There could be no witnesses to Taylor’s murder. If the failed escape of ’46 that Clarence Carnes had related was an indicator of what would be done to him, should he and Shoemacher be caught, MacNally’s killing of an officer would surely earn him a trip to San Quentin’s gas chamber across the Bay.

MacNally’s eyes darted around at the two bodies. He had to cover his tracks.

Fingerprints.

Then get the hell out of here.

He pulled the denim shirt out of his khakis and wiped the knife handle clean. Then he dragged Shoemacher’s stilled body toward the weapon, pressed the man’s fingers around it, and then did the same with the revolver, using Taylor’s right hand. Need be-and he hoped it didn’t come to this-his story was set in motion, and it would be bolstered by the evidence: MacNally was in the Powerhouse room preparing their plunge into the water when Taylor surprised Shoemacher, they struggled, and Taylor got off a couple of shots as Shoemacher plunged home the knife.

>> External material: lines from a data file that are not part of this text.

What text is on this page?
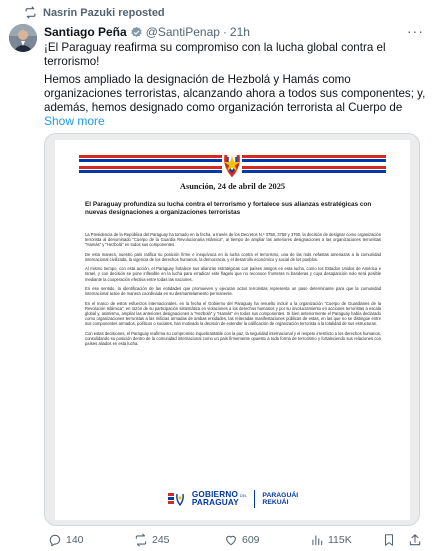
Nasrin Pazuki reposted
Santiago Peña @SantiPenap · 21h	···

¡El Paraguay reafirma su compromiso con la lucha global contra el terrorismo!

Hemos ampliado la designación de Hezbolá y Hamás como organizaciones terroristas, alcanzando ahora a todos sus componentes; y, además, hemos designado como organización terrorista al Cuerpo de

Show more
Asunción, 24 de abril de 2025
El Paraguay profundiza su lucha contra el terrorismo y fortalece sus alianzas estratégicas con nuevas designaciones a organizaciones terroristas

La Presidencia de la República del Paraguay ha tomado en la fecha, a través de los Decretos N.º 3758, 3759 y 3760, la decisión de designar como organización terrorista al denominado "Cuerpo de la Guardia Revolucionaria Islámica", al tiempo de ampliar las anteriores designaciones a las organizaciones terroristas "Hamás" y "Hezbolá" en todos sus componentes.

De esta manera, nuestro país ratifica su posición firme e inequívoca en la lucha contra el terrorismo, una de las más nefastas amenazas a la comunidad internacional civilizada, la vigencia de los derechos humanos, la democracia, y el desarrollo económico y social de los pueblos.

Al mismo tiempo, con esta acción, el Paraguay fortalece sus alianzas estratégicas con países amigos en esta lucha, como los Estados Unidos de América e Israel, y con decisión se pone inflexible en la lucha para erradicar este flagelo que no reconoce fronteras ni banderas y cuya desaparición solo será posible mediante la cooperación efectiva entre todas las naciones.

En ese sentido, la identificación de las entidades que promueven y ejecutan actos terroristas representa un paso determinante para que la comunidad internacional actúe de manera coordinada en su desmantelamiento permanente.

En el marco de estos esfuerzos internacionales, en la fecha el Gobierno del Paraguay ha resuelto incluir a la organización "Cuerpo de Guardianes de la Revolución Islámica", en razón de su participación sistemática en violaciones a los derechos humanos y por su involucramiento en acciones terroristas a escala global y, asimismo, ampliar las anteriores designaciones a "Hezbolá" y "Hamás" en todos sus componentes. Si bien anteriormente el Paraguay había declarado como organizaciones terroristas a las milicias armadas de ambas entidades, las reiteradas manifestaciones públicas de estas, en las que no se distingue entre sus componentes armados, políticos o sociales, han motivado la decisión de extender la calificación de organización terrorista a la totalidad de sus estructuras.

Con estas decisiones, el Paraguay reafirma su compromiso inquebrantable con la paz, la seguridad internacional y el respeto irrestricto a los derechos humanos, consolidando su posición dentro de la comunidad internacional como un país firmemente opuesto a toda forma de terrorismo y fortaleciendo sus relaciones con países aliados en esta lucha.

GOBIERNO DEL
PARAGUAY
PARAGUÁI
REKUÁI
140	245	609	115K
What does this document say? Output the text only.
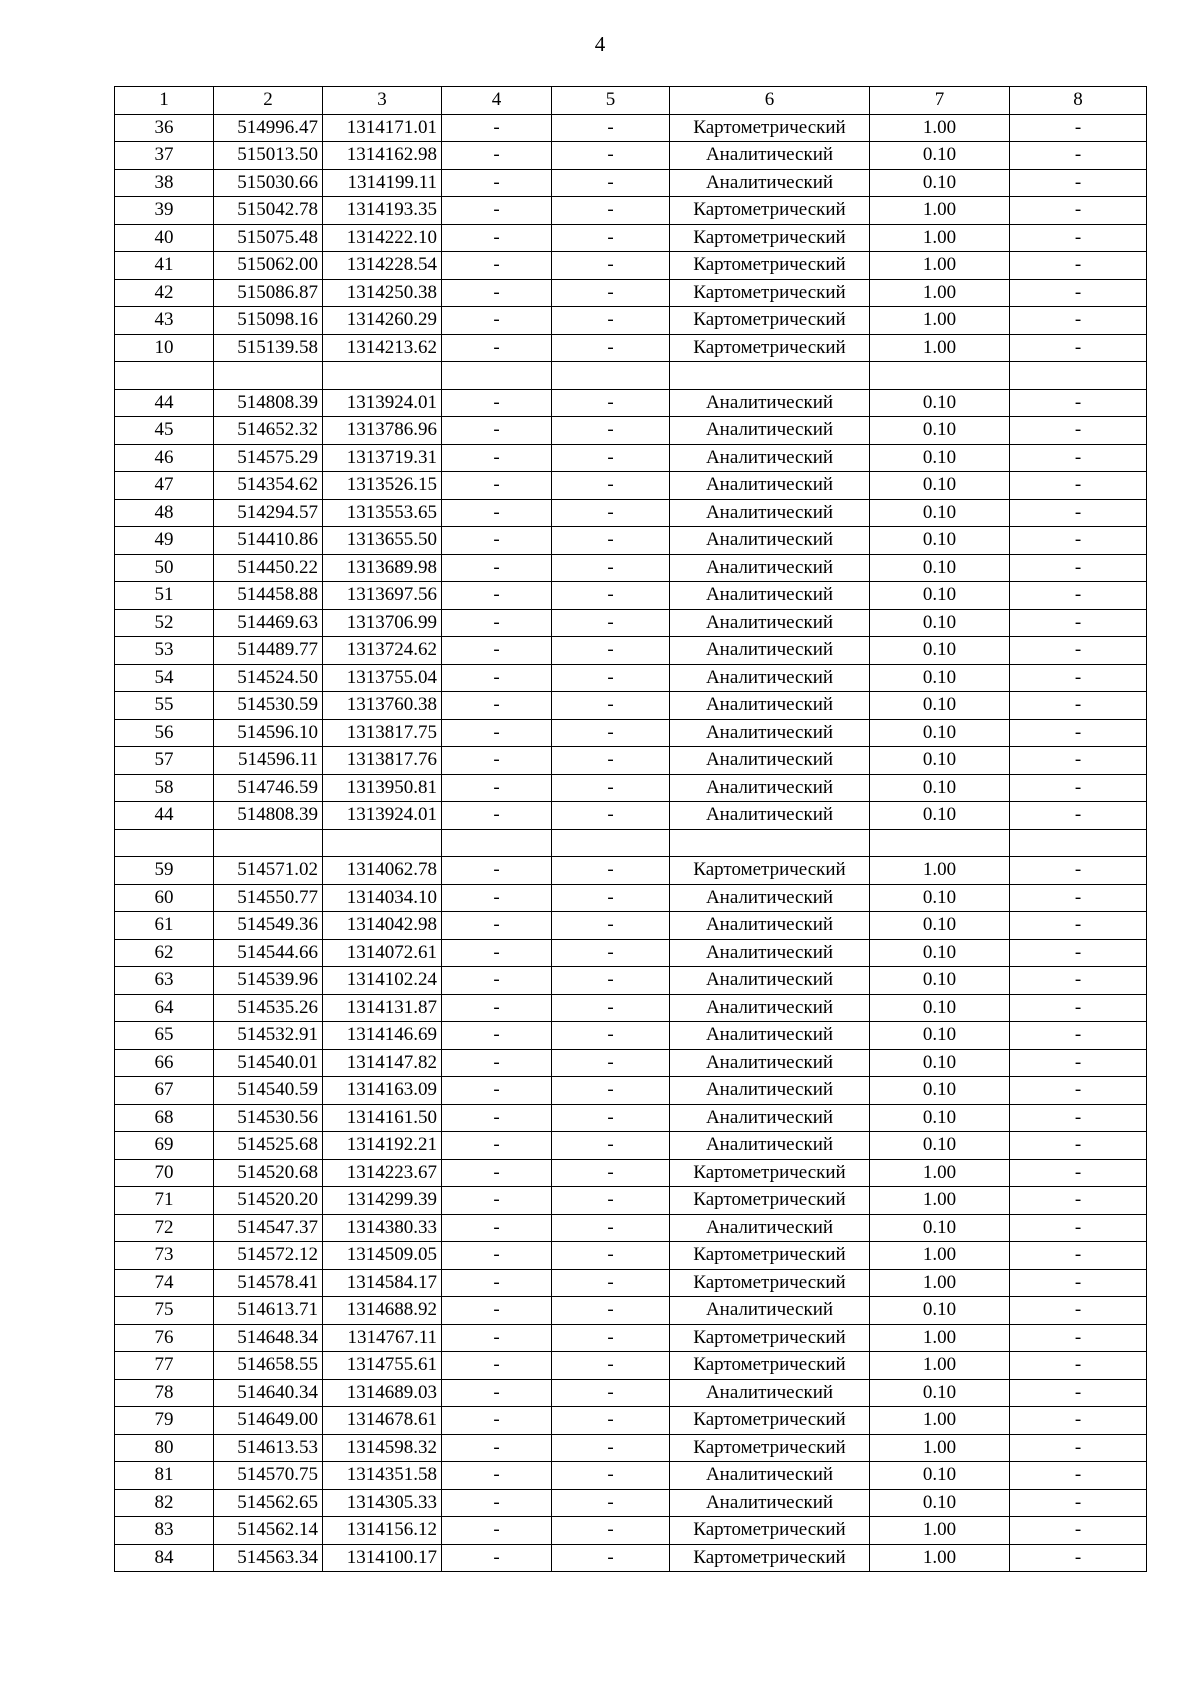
4
1	2	3	4	5	6	7	8
36	514996.47	1314171.01	-	-	Картометрический	1.00	-
37	515013.50	1314162.98	-	-	Аналитический	0.10	-
38	515030.66	1314199.11	-	-	Аналитический	0.10	-
39	515042.78	1314193.35	-	-	Картометрический	1.00	-
40	515075.48	1314222.10	-	-	Картометрический	1.00	-
41	515062.00	1314228.54	-	-	Картометрический	1.00	-
42	515086.87	1314250.38	-	-	Картометрический	1.00	-
43	515098.16	1314260.29	-	-	Картометрический	1.00	-
10	515139.58	1314213.62	-	-	Картометрический	1.00	-

44	514808.39	1313924.01	-	-	Аналитический	0.10	-
45	514652.32	1313786.96	-	-	Аналитический	0.10	-
46	514575.29	1313719.31	-	-	Аналитический	0.10	-
47	514354.62	1313526.15	-	-	Аналитический	0.10	-
48	514294.57	1313553.65	-	-	Аналитический	0.10	-
49	514410.86	1313655.50	-	-	Аналитический	0.10	-
50	514450.22	1313689.98	-	-	Аналитический	0.10	-
51	514458.88	1313697.56	-	-	Аналитический	0.10	-
52	514469.63	1313706.99	-	-	Аналитический	0.10	-
53	514489.77	1313724.62	-	-	Аналитический	0.10	-
54	514524.50	1313755.04	-	-	Аналитический	0.10	-
55	514530.59	1313760.38	-	-	Аналитический	0.10	-
56	514596.10	1313817.75	-	-	Аналитический	0.10	-
57	514596.11	1313817.76	-	-	Аналитический	0.10	-
58	514746.59	1313950.81	-	-	Аналитический	0.10	-
44	514808.39	1313924.01	-	-	Аналитический	0.10	-

59	514571.02	1314062.78	-	-	Картометрический	1.00	-
60	514550.77	1314034.10	-	-	Аналитический	0.10	-
61	514549.36	1314042.98	-	-	Аналитический	0.10	-
62	514544.66	1314072.61	-	-	Аналитический	0.10	-
63	514539.96	1314102.24	-	-	Аналитический	0.10	-
64	514535.26	1314131.87	-	-	Аналитический	0.10	-
65	514532.91	1314146.69	-	-	Аналитический	0.10	-
66	514540.01	1314147.82	-	-	Аналитический	0.10	-
67	514540.59	1314163.09	-	-	Аналитический	0.10	-
68	514530.56	1314161.50	-	-	Аналитический	0.10	-
69	514525.68	1314192.21	-	-	Аналитический	0.10	-
70	514520.68	1314223.67	-	-	Картометрический	1.00	-
71	514520.20	1314299.39	-	-	Картометрический	1.00	-
72	514547.37	1314380.33	-	-	Аналитический	0.10	-
73	514572.12	1314509.05	-	-	Картометрический	1.00	-
74	514578.41	1314584.17	-	-	Картометрический	1.00	-
75	514613.71	1314688.92	-	-	Аналитический	0.10	-
76	514648.34	1314767.11	-	-	Картометрический	1.00	-
77	514658.55	1314755.61	-	-	Картометрический	1.00	-
78	514640.34	1314689.03	-	-	Аналитический	0.10	-
79	514649.00	1314678.61	-	-	Картометрический	1.00	-
80	514613.53	1314598.32	-	-	Картометрический	1.00	-
81	514570.75	1314351.58	-	-	Аналитический	0.10	-
82	514562.65	1314305.33	-	-	Аналитический	0.10	-
83	514562.14	1314156.12	-	-	Картометрический	1.00	-
84	514563.34	1314100.17	-	-	Картометрический	1.00	-
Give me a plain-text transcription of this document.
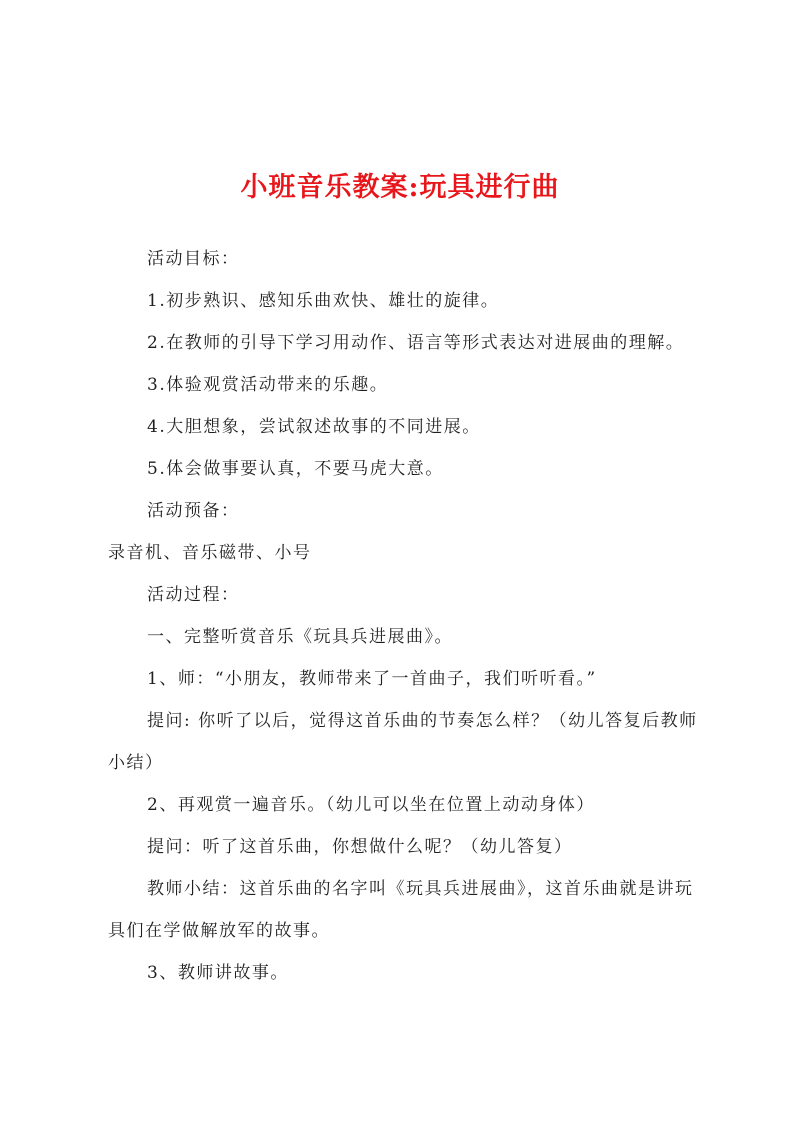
小班音乐教案:玩具进行曲
活动目标：
1.初步熟识、感知乐曲欢快、雄壮的旋律。
2.在教师的引导下学习用动作、语言等形式表达对进展曲的理解。
3.体验观赏活动带来的乐趣。
4.大胆想象，尝试叙述故事的不同进展。
5.体会做事要认真，不要马虎大意。
活动预备：
录音机、音乐磁带、小号
活动过程：
一、完整听赏音乐《玩具兵进展曲》。
1、师：“小朋友，教师带来了一首曲子，我们听听看。”
提问: 你听了以后，觉得这首乐曲的节奏怎么样？（幼儿答复后教师
小结）
2、再观赏一遍音乐。（幼儿可以坐在位置上动动身体）
提问：听了这首乐曲，你想做什么呢？（幼儿答复）
教师小结：这首乐曲的名字叫《玩具兵进展曲》，这首乐曲就是讲玩
具们在学做解放军的故事。
3、教师讲故事。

MacNally ran back into the Powerhouse and finished inflating his flotation device. He stepped out-and saw an officer. He reached back to throw a punch, but was struck from behind with a crushing blow to the head. It stung-his hearing winked out-and his vision went momentarily blank. MacNally went down hard to his knees.

“The fuck have you done?” a voice yelled.

“He killed Jack.”

“Son of a bitch. Who is it?”

“Negro’s Shoemacher. This asshole’s 1577. MacNally.”

MacNally shook his head, then cricked his neck to get a look at the men who were standing over him. Out of the corner of his eye, he saw a shoe moving toward his face. He threw up a hand, but missed. The foot did not.

The first kick to his head knocked him onto his back. The next one, and the ones after that, seemed progressively further away, the pain growing duller and more distant.

Until, eventually, he felt nothing at all.